Located on the opposite side of Copley Square is Trinity Church, opened in 1877 and built for the Episcopal Diocese of Massachusetts congregation, which started in 1733. After a fire at their previous Summer Street location, the renowned Rector Phillips Brooks issued the construction of Trinity Church. Designed by Henry Hobson Richardson, Trinity Church is the birthplace of his Richardsonian Romanesque style, characterized by a clay roof, rough stone, and arches. Listed as one of the “Ten Most Significant Buildings in the United States” by the American Institute of Architects, the building is in the shape of a modified Greek cross with a central tower. Walk inside and see the many brightly colored murals that cover over 20,000 square feet (1,858 square meters) of space. The interior also features beautiful stained glass.
Hungry? Take a pit stop for a bite to eat before finishing the tour. There are plenty of eateries on Boylston Street. Try out the fast and healthy Sweetgreen or Dig Inn for salads and grain bowls, or sit down at MET Back Bay or Parish Cafe for a delicious meal.

Trinity Church exterior

Copley Square

Take a moment to enjoy the central space of historic Copley Square. Named after the painter John Singleton Copley in 1883, which was the year the city officially recognized the area as a public square, it is currently a pending Boston Landmark. During the following years, the city had competitions to improve the space. Sasaki Dawson won the contest in 1965 and added benches, trees, and a cascading pool. Another competition took place during the 100th year anniversary, and Dean Abbot won, adding more greenery to the square. Wander through this green space, and grab a bite to eat at one of the farmer’s market vendors during the spring, summer, and fall. See the historic Tortoise and Hare statue, the statue of John Singleton Copley, and the Copley Square fountain. Copley Square is also right near the finish line of the Boston Marathon.

Copley Square

The Fairmont Copley Plaza Hotel

First opened in 1912, the Fairmont Copley Plaza Hotel is located on another side of Copley Square, on James Avenue. Recognized as one of the Historic Hotels of America, it is under consideration for Boston Landmark status. This hotel was built on the original site of the Museum of Fine Arts and named after John Singleton Copley. Architect Henry Janeway Hardenbergh designed the seven-floor hotel in the Beaux-Arts style, complete with limestone and brick. Walk inside and view the lobby and Peacock Alley, with its stunning Italian marble columns and crystal chandeliers. Much of the design and decorations have been preserved over the years.

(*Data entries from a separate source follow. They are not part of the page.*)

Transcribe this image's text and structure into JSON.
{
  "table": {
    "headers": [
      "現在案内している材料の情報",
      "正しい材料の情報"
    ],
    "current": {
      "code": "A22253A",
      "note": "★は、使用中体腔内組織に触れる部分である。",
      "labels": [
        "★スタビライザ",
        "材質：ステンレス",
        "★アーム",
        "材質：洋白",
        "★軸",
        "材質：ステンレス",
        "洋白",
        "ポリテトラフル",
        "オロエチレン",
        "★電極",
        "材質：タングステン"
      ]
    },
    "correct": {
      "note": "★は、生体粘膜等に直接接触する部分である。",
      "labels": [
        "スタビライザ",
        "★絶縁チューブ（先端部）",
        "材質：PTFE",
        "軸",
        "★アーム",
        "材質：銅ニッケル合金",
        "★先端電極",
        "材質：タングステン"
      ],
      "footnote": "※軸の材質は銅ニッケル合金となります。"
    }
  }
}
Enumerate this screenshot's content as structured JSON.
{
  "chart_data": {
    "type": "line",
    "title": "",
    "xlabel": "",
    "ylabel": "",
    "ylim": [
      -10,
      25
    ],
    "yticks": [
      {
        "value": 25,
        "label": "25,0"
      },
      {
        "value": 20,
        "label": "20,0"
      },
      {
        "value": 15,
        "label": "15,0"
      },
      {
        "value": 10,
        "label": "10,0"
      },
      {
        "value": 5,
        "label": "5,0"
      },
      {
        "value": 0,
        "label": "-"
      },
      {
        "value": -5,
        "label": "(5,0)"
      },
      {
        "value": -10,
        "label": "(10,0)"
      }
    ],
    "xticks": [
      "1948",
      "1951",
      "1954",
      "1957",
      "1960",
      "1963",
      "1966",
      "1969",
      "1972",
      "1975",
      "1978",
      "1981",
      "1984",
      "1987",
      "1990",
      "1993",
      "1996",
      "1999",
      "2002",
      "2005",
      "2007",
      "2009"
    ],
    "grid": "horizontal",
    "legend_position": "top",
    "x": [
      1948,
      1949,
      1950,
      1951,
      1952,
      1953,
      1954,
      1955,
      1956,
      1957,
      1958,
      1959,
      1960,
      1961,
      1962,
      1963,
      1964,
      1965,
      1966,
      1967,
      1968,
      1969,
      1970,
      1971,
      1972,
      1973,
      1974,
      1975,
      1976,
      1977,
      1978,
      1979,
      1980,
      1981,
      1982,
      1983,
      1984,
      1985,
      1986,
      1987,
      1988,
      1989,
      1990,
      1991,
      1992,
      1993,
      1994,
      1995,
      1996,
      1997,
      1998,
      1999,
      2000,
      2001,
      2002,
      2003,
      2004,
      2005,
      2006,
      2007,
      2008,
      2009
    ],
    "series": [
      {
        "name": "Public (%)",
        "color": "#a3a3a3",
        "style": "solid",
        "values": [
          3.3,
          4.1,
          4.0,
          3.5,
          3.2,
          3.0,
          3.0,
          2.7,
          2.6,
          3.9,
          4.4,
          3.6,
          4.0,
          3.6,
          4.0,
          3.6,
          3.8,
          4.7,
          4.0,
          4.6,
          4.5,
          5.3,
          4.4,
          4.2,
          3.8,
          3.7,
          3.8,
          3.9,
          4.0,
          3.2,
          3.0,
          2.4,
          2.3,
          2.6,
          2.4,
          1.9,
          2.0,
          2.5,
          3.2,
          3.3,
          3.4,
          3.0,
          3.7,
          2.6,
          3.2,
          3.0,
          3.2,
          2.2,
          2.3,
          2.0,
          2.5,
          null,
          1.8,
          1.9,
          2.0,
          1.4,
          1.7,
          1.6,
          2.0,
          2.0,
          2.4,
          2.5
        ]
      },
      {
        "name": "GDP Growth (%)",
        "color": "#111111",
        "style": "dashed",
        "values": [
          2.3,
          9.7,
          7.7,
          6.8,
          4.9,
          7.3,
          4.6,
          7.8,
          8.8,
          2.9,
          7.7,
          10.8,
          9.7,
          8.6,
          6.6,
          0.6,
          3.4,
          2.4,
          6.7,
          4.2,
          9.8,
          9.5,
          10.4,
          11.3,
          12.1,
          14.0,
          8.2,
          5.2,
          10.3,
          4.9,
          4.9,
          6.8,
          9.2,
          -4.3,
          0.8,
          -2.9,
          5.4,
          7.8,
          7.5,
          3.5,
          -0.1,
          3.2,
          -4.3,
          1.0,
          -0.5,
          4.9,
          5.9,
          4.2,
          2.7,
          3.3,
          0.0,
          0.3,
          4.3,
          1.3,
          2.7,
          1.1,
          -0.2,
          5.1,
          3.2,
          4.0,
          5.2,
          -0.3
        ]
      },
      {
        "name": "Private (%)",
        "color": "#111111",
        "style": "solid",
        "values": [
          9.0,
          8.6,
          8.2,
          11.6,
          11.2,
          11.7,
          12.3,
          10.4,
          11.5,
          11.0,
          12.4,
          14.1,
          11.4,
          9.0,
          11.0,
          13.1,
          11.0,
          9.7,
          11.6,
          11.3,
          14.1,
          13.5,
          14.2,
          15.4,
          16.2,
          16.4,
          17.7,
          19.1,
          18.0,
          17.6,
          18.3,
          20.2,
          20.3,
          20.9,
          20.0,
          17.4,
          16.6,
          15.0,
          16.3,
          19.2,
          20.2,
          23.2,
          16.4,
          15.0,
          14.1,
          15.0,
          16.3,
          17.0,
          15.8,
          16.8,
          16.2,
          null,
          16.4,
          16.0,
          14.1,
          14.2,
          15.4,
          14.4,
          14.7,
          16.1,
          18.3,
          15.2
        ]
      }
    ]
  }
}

The Fairmont Copley Square Plaza

Boston Public Garden

A few blocks up Boylston Street is where you’ll find the glorious Boston Public Garden. This garden was established in 1837 by the philanthropist Horace Gray, to create the first public botanical garden in the United States. This 24-acre garden is a Boston Landmark and a National Historic Landmark, and it was designed by George Meacham. View the intricate suspension bridge and see the bronze statue of George Washington as well as the Make Way for Ducklings landmark.